Crazy how wrong people were in the top 2024 comments.


Indeed someone predicted vision pro will be wildly popular.


Yes. People are not stupid. It's one thing to have a phone in your purse. It's another to have something on your head and eyes, like how is anyone going to agree to that? Sure if it was very cheap you'd find some interested folks.


I remember being called outdated, a contrarian and 'in the way of progress' on this site when I expressed doubt that the Vision Pro would be 'the next iPhone', as people on this site put it. I was told that our way of working would change within the year and that everybody would be scrambling to emulate Apple.

I don't mind enthusiasm and excitement, but for others to directly make such bold claims then put others down was a disappointing experience for me here.


Some people will just never get out of Apple's Reality Distortion Field, willingly or unwillingly.


Could it be the top comments even though most voted are also most commented and more divisive and controversial? And the most boring comments are somewhere at the back? Hence big amount of failed predictions at the top.


I was eeading an article on this a while ago tgat i sadly cant find but you should expect these threads to be wildly incorrect because people can read everyone elses predictiobs and be swayed by them. The wisdom of the crowd only appears to work when nobody gets to see otger results first and then the median position is wgat is usually most accurate.
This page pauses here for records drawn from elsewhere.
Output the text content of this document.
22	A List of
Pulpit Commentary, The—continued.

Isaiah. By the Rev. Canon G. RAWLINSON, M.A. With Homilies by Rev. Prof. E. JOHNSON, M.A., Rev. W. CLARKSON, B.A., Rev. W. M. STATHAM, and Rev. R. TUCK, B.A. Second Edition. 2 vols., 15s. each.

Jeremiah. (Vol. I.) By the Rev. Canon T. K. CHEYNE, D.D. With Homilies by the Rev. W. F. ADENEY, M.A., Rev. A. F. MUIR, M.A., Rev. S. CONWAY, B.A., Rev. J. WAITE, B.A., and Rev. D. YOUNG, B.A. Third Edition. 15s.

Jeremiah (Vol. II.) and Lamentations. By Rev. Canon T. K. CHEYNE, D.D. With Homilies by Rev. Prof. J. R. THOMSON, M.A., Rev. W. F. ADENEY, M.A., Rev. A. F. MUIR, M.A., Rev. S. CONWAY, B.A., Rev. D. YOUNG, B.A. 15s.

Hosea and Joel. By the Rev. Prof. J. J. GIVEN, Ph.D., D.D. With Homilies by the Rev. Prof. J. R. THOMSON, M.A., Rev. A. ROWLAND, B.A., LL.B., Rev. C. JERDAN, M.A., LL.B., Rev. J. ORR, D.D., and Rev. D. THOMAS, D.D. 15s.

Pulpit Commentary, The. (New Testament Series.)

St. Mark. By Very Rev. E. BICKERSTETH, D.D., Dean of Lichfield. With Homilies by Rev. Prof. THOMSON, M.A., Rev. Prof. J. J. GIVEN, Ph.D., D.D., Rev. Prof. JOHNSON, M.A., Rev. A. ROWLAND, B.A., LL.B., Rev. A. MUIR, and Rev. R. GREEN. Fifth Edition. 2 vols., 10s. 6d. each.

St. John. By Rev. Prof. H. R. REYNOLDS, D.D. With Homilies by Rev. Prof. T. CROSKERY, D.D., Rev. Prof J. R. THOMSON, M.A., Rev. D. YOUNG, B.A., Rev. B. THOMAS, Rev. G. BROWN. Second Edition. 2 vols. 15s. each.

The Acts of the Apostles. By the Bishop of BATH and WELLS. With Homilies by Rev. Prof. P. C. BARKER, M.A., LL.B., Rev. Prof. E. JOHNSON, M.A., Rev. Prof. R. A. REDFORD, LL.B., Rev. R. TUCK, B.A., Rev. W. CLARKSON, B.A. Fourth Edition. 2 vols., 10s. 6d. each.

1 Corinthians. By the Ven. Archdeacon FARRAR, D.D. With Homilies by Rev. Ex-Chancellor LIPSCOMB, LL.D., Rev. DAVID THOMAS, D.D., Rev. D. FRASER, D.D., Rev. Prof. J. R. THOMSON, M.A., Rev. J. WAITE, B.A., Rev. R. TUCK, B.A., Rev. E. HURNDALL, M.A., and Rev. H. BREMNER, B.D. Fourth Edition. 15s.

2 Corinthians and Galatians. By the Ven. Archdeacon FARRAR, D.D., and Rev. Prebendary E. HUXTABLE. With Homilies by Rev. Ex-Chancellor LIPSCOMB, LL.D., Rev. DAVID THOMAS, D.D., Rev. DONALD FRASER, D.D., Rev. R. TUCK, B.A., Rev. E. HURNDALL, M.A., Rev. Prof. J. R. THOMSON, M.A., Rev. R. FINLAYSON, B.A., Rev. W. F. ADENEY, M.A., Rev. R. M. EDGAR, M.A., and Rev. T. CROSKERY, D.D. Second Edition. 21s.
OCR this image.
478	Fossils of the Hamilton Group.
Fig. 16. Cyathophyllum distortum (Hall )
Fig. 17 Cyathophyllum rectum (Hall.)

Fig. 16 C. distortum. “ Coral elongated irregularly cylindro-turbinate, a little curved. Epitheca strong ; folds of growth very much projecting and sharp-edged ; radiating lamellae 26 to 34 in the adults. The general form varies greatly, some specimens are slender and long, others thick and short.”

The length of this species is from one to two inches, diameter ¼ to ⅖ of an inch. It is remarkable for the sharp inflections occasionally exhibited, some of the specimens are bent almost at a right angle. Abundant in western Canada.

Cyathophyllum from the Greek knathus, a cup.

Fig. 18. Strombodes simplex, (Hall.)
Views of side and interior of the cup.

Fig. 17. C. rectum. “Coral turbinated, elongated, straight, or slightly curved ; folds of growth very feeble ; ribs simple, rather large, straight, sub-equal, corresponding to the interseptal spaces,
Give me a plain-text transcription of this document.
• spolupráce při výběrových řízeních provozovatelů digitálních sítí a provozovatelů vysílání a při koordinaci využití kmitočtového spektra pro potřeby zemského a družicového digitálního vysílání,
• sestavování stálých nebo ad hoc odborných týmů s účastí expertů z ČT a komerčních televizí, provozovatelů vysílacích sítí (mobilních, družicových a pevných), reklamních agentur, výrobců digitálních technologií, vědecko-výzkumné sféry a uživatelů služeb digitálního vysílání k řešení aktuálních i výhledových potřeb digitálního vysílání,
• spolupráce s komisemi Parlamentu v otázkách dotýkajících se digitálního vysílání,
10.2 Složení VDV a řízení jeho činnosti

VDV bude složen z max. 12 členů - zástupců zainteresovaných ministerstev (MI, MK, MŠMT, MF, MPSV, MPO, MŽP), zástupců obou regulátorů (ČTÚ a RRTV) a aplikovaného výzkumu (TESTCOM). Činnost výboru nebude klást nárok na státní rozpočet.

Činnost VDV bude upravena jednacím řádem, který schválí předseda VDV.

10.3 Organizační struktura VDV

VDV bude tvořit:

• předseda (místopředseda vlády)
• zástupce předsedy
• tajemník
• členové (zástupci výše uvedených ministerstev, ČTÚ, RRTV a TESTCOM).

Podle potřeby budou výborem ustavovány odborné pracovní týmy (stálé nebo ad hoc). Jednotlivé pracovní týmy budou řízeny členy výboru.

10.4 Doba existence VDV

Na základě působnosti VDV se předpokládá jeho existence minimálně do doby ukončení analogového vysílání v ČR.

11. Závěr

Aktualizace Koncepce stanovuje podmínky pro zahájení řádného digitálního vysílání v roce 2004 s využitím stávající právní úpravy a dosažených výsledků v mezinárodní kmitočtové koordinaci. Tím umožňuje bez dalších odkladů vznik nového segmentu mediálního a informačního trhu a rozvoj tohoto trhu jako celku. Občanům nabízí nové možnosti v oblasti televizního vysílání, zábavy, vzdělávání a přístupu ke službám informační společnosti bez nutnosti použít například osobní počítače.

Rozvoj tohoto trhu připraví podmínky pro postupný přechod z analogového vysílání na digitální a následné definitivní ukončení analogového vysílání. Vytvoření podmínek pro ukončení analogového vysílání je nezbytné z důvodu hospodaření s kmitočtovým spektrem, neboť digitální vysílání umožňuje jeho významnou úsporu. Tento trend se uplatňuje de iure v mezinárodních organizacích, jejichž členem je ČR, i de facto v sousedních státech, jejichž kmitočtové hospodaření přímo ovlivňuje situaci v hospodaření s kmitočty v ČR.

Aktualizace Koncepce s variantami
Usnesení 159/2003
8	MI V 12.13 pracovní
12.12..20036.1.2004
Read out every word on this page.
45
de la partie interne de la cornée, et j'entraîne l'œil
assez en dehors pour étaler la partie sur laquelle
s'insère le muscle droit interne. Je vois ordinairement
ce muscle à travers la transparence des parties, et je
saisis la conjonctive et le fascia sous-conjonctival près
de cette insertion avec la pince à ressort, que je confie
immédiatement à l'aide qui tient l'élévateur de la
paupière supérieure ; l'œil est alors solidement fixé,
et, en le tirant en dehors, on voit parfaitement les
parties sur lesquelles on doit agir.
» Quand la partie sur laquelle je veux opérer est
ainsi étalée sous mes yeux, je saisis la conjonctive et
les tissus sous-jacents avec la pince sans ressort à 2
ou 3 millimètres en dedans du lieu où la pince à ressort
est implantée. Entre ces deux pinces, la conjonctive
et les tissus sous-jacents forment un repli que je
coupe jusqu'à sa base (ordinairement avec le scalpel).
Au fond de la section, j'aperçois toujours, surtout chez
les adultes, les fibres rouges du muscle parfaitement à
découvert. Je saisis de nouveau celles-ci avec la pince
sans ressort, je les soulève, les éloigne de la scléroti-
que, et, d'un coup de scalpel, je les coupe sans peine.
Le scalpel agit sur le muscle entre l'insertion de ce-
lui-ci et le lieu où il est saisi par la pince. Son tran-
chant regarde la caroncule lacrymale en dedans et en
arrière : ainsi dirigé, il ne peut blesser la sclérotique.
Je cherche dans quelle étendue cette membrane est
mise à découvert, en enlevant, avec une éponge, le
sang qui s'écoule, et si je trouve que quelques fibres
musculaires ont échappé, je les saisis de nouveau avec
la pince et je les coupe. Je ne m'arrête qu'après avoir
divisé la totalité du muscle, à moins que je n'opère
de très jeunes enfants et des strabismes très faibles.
I think I recently (few days ago, that is in the last few days of 2024) saw a Vsauce video/short about this regarding a trial trying to use the wisdom of the crowd to get an accurate number for the amount of jelly beans in a large jar. The trial was similarly skewed by "open" predictions, concretely people being allowed to give their predictions while in the presence of their group (friends/family/etc). Unfortunately I cannot seem to find it, but your comment reminded me of that.


This one from 2010 is just creepy: https://news.ycombinator.com/item?id=1027093


betting on the opposite of what HN predicts seems like a pretty safe bet if you read the old threads.


Reminds me of a running joke with a friend.

His stock picks are so off I told him to create an inverse etf of his picks and I would pile into that, at least one of us would make some money.


After losing my shirt some years earlier I announced to my wife that I was ready to get into the buying shares again. She agreed, but only if I bought good ones this time.